Ralph DeSantis, spokesman for Three Mile Island, said the public safety risk posed by the offline water system was minimal because of redundancies built into the plant’s infrastructure.
“There’s actually two backup systems that put water in the reactor in the case of an emergency,” he said. “We had to take one out of service the whole time. We always had a backup system available in case we ever needed it.”
NRC standards required Exelon Nuclear, the company that owns and operates Three Mile Island, to repair the leak within 72 hours or else shut down the reactor.

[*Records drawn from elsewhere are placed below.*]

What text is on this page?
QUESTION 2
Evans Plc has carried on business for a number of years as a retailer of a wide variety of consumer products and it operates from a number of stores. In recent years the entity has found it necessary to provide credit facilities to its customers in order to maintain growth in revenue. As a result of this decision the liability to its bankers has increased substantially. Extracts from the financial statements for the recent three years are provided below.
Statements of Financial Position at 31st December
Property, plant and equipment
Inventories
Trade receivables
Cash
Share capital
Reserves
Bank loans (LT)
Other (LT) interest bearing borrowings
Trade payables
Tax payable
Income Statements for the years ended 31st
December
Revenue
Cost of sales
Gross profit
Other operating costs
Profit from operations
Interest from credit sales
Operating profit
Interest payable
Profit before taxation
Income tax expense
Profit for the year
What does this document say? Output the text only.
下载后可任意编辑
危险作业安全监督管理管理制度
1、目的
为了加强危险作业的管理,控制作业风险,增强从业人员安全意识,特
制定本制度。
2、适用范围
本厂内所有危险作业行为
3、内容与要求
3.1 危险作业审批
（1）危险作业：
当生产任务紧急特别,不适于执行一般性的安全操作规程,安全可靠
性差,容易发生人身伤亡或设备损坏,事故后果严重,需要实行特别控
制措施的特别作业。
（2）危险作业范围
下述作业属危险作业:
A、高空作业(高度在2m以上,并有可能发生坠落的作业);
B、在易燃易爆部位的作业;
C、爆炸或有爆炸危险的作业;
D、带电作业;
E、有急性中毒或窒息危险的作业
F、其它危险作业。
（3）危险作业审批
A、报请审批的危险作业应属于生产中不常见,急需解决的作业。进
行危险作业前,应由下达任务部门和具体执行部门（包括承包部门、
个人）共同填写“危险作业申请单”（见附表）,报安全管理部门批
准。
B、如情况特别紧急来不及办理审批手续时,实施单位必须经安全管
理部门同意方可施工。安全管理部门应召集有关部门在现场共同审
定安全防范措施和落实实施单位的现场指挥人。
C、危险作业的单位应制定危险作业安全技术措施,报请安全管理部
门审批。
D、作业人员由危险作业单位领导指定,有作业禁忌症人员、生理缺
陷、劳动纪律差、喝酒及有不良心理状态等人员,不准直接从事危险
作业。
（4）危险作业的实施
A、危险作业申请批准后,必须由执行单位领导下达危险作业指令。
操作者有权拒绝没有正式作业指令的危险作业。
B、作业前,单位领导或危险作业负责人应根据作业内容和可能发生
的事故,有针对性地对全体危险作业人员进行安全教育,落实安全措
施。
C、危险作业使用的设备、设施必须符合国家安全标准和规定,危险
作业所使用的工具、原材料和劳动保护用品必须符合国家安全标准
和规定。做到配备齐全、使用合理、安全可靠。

After an initial failure to weld the leak, Exelon determined that it could fix the valve using a technique called “freeze sealing.” However, the job would put them past the 72-hour deadline, the NRC report said.
Exelon applied for an extension to fix the leak, and the NRC granted an additional 46.5 hours.
“They were able to make the argument that they didn’t have to shut down the plant,” Sheehan said. “We looked at the risk evaluation done by Exelon as well as our own risk evaluation, and we concluded that this would not affect health and public safety.”
The high pressure system went back online Tuesday morning, hours before the second deadline.